Yetişmesi gereken bir iş, sınav, sağlık, çocuklar, ikili ilişkiler veya aileyle ilgili sorunlar birçok insanı kaygılandırabilir. Aslında kaygı, bizim günlük sorunlarla baş edebilmemiz için hazırlıklı olmamızı sağlayan bir mekanizmamızdır. Yaygın Anksiyete Bozukluğu (YAB) olan kişilerde ise “sürekli, aşırı ve durumla uygun olmayan bir endişe durumu” söz konusudur. Aşırı endişe, kişinin günlük yaşamını olumsuz yönde etkiler ve günlük rutinlerini sürdürmesini engelleyebilmektedir. YAB’da aşırı endişe ve kaygı genellikle sağlık, aile ya da iş gibi konularla ilgili olabilmektedir. Denetlemekte güçlük yaşanan endişe hali en az altı ay boyunca hemen hergün gözlemlenir ve gün boyunca sürebilmektedir. Gerçek bir neden yokken ya da nedeni olsa bile durumla uygunsuz, aşırı/denetlenemeyen nitelikteki endişe temel belirtilerindendir. Çoğu zaman kişi endişelerinin aşırı olduğunun farkındadır, ancak endişelenmelerini denetleyemekte ve sakinleşmekte güçlük yaşarlar. Çevrelerinde “aşırı evhamlı” olarak tanınmaktadırlar. Yorgunluk, dikkat dağınıklığı ve konsantrasyon güçlüğü, kolayca irkilme, uykuya dalamama ve gece sık sık uyanma gibi belirtiler eşlik edebilmektedir.

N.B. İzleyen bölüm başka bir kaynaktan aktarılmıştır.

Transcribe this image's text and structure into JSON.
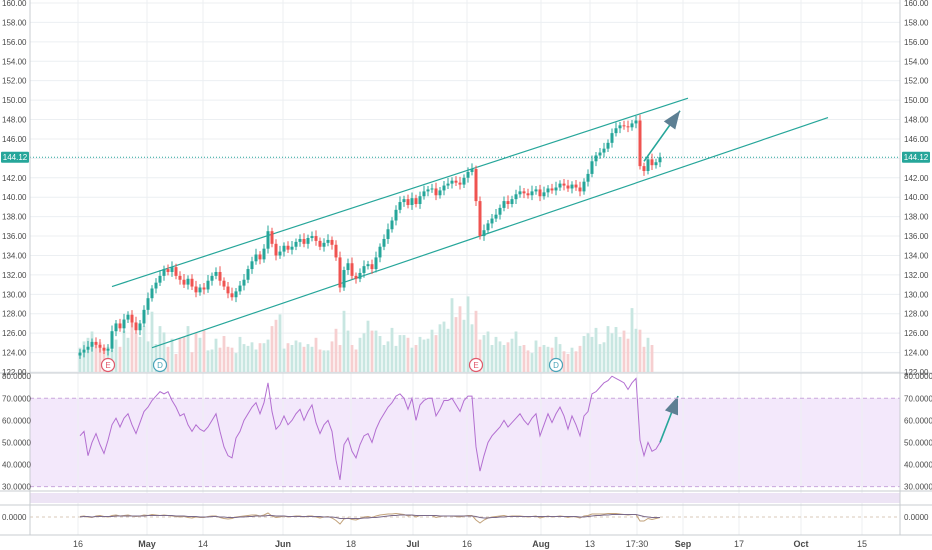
{
  "chart_data": {
    "type": "candlestick",
    "x_tick_labels": [
      "16",
      "May",
      "14",
      "Jun",
      "18",
      "Jul",
      "16",
      "Aug",
      "13",
      "17:30",
      "Sep",
      "17",
      "Oct",
      "15"
    ],
    "price_axis": {
      "ticks": [
        "160.00",
        "158.00",
        "156.00",
        "154.00",
        "152.00",
        "150.00",
        "148.00",
        "146.00",
        "144.00",
        "142.00",
        "140.00",
        "138.00",
        "136.00",
        "134.00",
        "132.00",
        "130.00",
        "128.00",
        "126.00",
        "124.00",
        "122.00"
      ],
      "range": [
        122,
        160
      ],
      "last_price": "144.12",
      "last_price_value": 144.12
    },
    "colors": {
      "up": "#26a69a",
      "down": "#ef5350",
      "channel": "#26a69a",
      "arrow": "#5d7f93",
      "rsi_line": "#b36fd1",
      "rsi_band": "#f3e8fb"
    },
    "events": [
      {
        "label": "E",
        "type": "earnings",
        "day": 7
      },
      {
        "label": "D",
        "type": "dividend",
        "day": 20
      },
      {
        "label": "E",
        "type": "earnings",
        "day": 99
      },
      {
        "label": "D",
        "type": "dividend",
        "day": 119
      }
    ],
    "channel": {
      "upper": [
        [
          8,
          130.8
        ],
        [
          152,
          150.2
        ]
      ],
      "lower": [
        [
          18,
          124.5
        ],
        [
          187,
          148.2
        ]
      ]
    },
    "arrow": {
      "from": [
        141,
        143.7
      ],
      "to": [
        150,
        148.9
      ]
    },
    "price_series": [
      124.0,
      124.3,
      124.6,
      125.1,
      124.8,
      124.5,
      124.2,
      124.4,
      126.2,
      127.0,
      126.5,
      127.4,
      127.9,
      127.1,
      126.3,
      127.0,
      128.4,
      129.6,
      130.6,
      131.2,
      131.9,
      132.6,
      132.3,
      132.8,
      131.9,
      131.5,
      131.0,
      131.6,
      130.8,
      130.2,
      130.7,
      130.5,
      131.4,
      131.9,
      132.3,
      131.4,
      130.8,
      130.1,
      129.7,
      130.3,
      130.9,
      131.5,
      132.6,
      133.4,
      134.1,
      133.6,
      134.7,
      136.5,
      135.2,
      134.0,
      134.4,
      135.0,
      134.6,
      134.9,
      135.4,
      135.7,
      135.2,
      135.8,
      136.0,
      135.5,
      134.9,
      135.3,
      135.6,
      135.1,
      133.8,
      130.7,
      132.5,
      133.2,
      131.9,
      131.6,
      132.2,
      132.9,
      133.1,
      132.6,
      133.8,
      134.9,
      135.7,
      136.7,
      137.6,
      138.7,
      139.5,
      139.8,
      139.2,
      139.9,
      139.3,
      140.1,
      140.6,
      140.8,
      140.9,
      140.2,
      140.7,
      141.2,
      141.4,
      141.7,
      141.5,
      141.3,
      142.0,
      142.6,
      142.9,
      139.6,
      136.0,
      136.6,
      137.3,
      137.8,
      138.2,
      138.9,
      139.6,
      139.3,
      139.8,
      140.3,
      140.6,
      140.4,
      140.2,
      140.6,
      140.8,
      140.1,
      140.5,
      140.9,
      140.7,
      141.0,
      141.4,
      141.2,
      140.9,
      141.3,
      141.0,
      140.6,
      141.6,
      142.4,
      143.7,
      144.3,
      144.6,
      145.0,
      145.6,
      146.6,
      147.1,
      147.4,
      147.3,
      147.2,
      147.6,
      147.9,
      143.2,
      142.7,
      143.9,
      143.3,
      143.6,
      144.12
    ],
    "volume": {
      "levels": [
        0.27,
        0.34,
        0.38,
        0.45,
        0.32,
        0.33,
        0.26,
        0.28,
        0.25,
        0.36,
        0.28,
        0.46,
        0.38,
        0.56,
        0.43,
        0.39,
        0.51,
        0.34,
        0.67,
        0.31,
        0.51,
        0.44,
        0.28,
        0.37,
        0.2,
        0.38,
        0.39,
        0.51,
        0.22,
        0.44,
        0.38,
        0.46,
        0.24,
        0.25,
        0.37,
        0.27,
        0.4,
        0.28,
        0.27,
        0.21,
        0.39,
        0.31,
        0.29,
        0.33,
        0.25,
        0.32,
        0.32,
        0.36,
        0.51,
        0.58,
        0.64,
        0.26,
        0.32,
        0.3,
        0.35,
        0.33,
        0.28,
        0.31,
        0.28,
        0.38,
        0.25,
        0.24,
        0.24,
        0.34,
        0.48,
        0.3,
        0.68,
        0.46,
        0.3,
        0.25,
        0.38,
        0.43,
        0.57,
        0.46,
        0.46,
        0.4,
        0.3,
        0.34,
        0.49,
        0.29,
        0.41,
        0.41,
        0.38,
        0.27,
        0.3,
        0.39,
        0.36,
        0.37,
        0.47,
        0.41,
        0.53,
        0.56,
        0.48,
        0.82,
        0.61,
        0.73,
        0.58,
        0.84,
        0.53,
        0.68,
        0.36,
        0.41,
        0.45,
        0.3,
        0.39,
        0.34,
        0.3,
        0.33,
        0.37,
        0.45,
        0.29,
        0.3,
        0.24,
        0.21,
        0.35,
        0.28,
        0.3,
        0.28,
        0.27,
        0.39,
        0.31,
        0.23,
        0.2,
        0.27,
        0.23,
        0.29,
        0.4,
        0.43,
        0.39,
        0.49,
        0.31,
        0.33,
        0.51,
        0.43,
        0.5,
        0.39,
        0.46,
        0.37,
        0.71,
        0.48,
        0.47,
        0.28,
        0.38,
        0.3
      ]
    },
    "rsi": {
      "ticks": [
        "80.0000",
        "70.0000",
        "60.0000",
        "50.0000",
        "40.0000",
        "30.0000"
      ],
      "range": [
        28,
        81
      ],
      "band": [
        30,
        70
      ],
      "series": [
        53,
        55,
        44,
        50,
        54,
        49,
        45,
        51,
        58,
        61,
        57,
        61,
        63,
        58,
        54,
        59,
        64,
        66,
        69,
        71,
        73,
        72,
        73,
        69,
        66,
        62,
        63,
        58,
        55,
        58,
        56,
        55,
        57,
        60,
        63,
        55,
        48,
        44,
        43,
        52,
        55,
        60,
        63,
        66,
        68,
        63,
        68,
        77,
        64,
        56,
        58,
        62,
        58,
        60,
        63,
        65,
        60,
        64,
        67,
        59,
        54,
        58,
        60,
        55,
        42,
        33,
        49,
        52,
        46,
        43,
        49,
        53,
        54,
        50,
        56,
        60,
        63,
        66,
        68,
        71,
        72,
        70,
        65,
        70,
        60,
        67,
        69,
        70,
        70,
        62,
        65,
        69,
        69,
        70,
        67,
        64,
        69,
        71,
        71,
        48,
        37,
        44,
        50,
        53,
        55,
        57,
        60,
        57,
        59,
        61,
        63,
        60,
        58,
        61,
        63,
        53,
        58,
        63,
        59,
        63,
        66,
        62,
        56,
        62,
        58,
        53,
        62,
        64,
        72,
        73,
        75,
        77,
        78,
        80,
        79,
        78,
        77,
        74,
        77,
        79,
        51,
        44,
        50,
        46,
        47,
        50
      ]
    },
    "lower_pane": {
      "ticks": [
        "0.0000"
      ],
      "series_a": [
        0.1,
        0.2,
        0.0,
        -0.1,
        0.2,
        0.3,
        0.1,
        0.0,
        0.3,
        0.4,
        0.2,
        0.3,
        0.4,
        0.2,
        0.1,
        0.2,
        0.4,
        0.3,
        0.5,
        0.4,
        0.3,
        0.4,
        0.3,
        0.2,
        0.1,
        0.0,
        0.1,
        -0.1,
        -0.2,
        0.0,
        -0.1,
        -0.1,
        0.1,
        0.2,
        0.2,
        -0.1,
        -0.3,
        -0.4,
        -0.3,
        0.0,
        0.1,
        0.2,
        0.3,
        0.4,
        0.4,
        0.2,
        0.4,
        0.8,
        0.2,
        -0.1,
        0.0,
        0.2,
        0.0,
        0.1,
        0.2,
        0.2,
        0.0,
        0.2,
        0.2,
        0.0,
        -0.2,
        0.0,
        0.1,
        -0.2,
        -0.7,
        -1.4,
        -0.4,
        -0.2,
        -0.5,
        -0.6,
        -0.3,
        0.0,
        0.1,
        -0.1,
        0.2,
        0.4,
        0.5,
        0.6,
        0.6,
        0.7,
        0.6,
        0.5,
        0.2,
        0.4,
        0.0,
        0.3,
        0.3,
        0.3,
        0.3,
        -0.1,
        0.1,
        0.2,
        0.2,
        0.2,
        0.1,
        0.0,
        0.2,
        0.3,
        0.3,
        -0.6,
        -1.2,
        -0.6,
        -0.2,
        0.0,
        0.1,
        0.2,
        0.3,
        0.1,
        0.2,
        0.2,
        0.2,
        0.1,
        0.0,
        0.1,
        0.2,
        -0.2,
        0.0,
        0.2,
        0.0,
        0.1,
        0.2,
        0.1,
        -0.1,
        0.1,
        0.0,
        -0.2,
        0.2,
        0.3,
        0.6,
        0.6,
        0.6,
        0.6,
        0.7,
        0.7,
        0.7,
        0.6,
        0.5,
        0.4,
        0.5,
        0.5,
        -0.8,
        -0.8,
        -0.3,
        -0.5,
        -0.3,
        -0.1
      ],
      "series_b": [
        0.0,
        0.1,
        0.1,
        0.0,
        0.1,
        0.1,
        0.1,
        0.1,
        0.1,
        0.2,
        0.2,
        0.2,
        0.2,
        0.2,
        0.2,
        0.2,
        0.2,
        0.3,
        0.3,
        0.3,
        0.3,
        0.3,
        0.3,
        0.3,
        0.2,
        0.2,
        0.2,
        0.1,
        0.1,
        0.1,
        0.0,
        0.0,
        0.0,
        0.1,
        0.1,
        0.0,
        0.0,
        -0.1,
        -0.1,
        -0.1,
        0.0,
        0.0,
        0.1,
        0.1,
        0.2,
        0.2,
        0.2,
        0.3,
        0.3,
        0.2,
        0.2,
        0.2,
        0.1,
        0.1,
        0.1,
        0.1,
        0.1,
        0.1,
        0.1,
        0.1,
        0.1,
        0.0,
        0.0,
        0.0,
        -0.1,
        -0.3,
        -0.3,
        -0.3,
        -0.3,
        -0.3,
        -0.3,
        -0.2,
        -0.2,
        -0.1,
        -0.1,
        0.0,
        0.1,
        0.2,
        0.3,
        0.3,
        0.4,
        0.4,
        0.4,
        0.4,
        0.3,
        0.3,
        0.3,
        0.3,
        0.3,
        0.3,
        0.2,
        0.2,
        0.2,
        0.2,
        0.2,
        0.2,
        0.2,
        0.2,
        0.2,
        0.1,
        -0.1,
        -0.2,
        -0.2,
        -0.1,
        -0.1,
        0.0,
        0.0,
        0.1,
        0.1,
        0.1,
        0.1,
        0.1,
        0.1,
        0.1,
        0.1,
        0.1,
        0.1,
        0.1,
        0.1,
        0.1,
        0.1,
        0.1,
        0.1,
        0.1,
        0.1,
        0.0,
        0.0,
        0.1,
        0.2,
        0.3,
        0.3,
        0.4,
        0.4,
        0.5,
        0.5,
        0.5,
        0.5,
        0.5,
        0.5,
        0.5,
        0.3,
        0.1,
        0.0,
        -0.1,
        -0.1,
        -0.1
      ]
    }
  }
}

Stres faktörleri YAB’ın gelişiminde önemli rol oynar. Çocukluk dönemi ve genç erişkinlik çağları arasında başlayan YAB o dönemlerde gelişim göstermeye başlar. Yaygın anksiyete bozukluğunun oluşmasında “kalıtsal etkenler,, kişilik özellikleri ve stres verici yaşam olayları” etkili olduğu gözlemlenmektedir.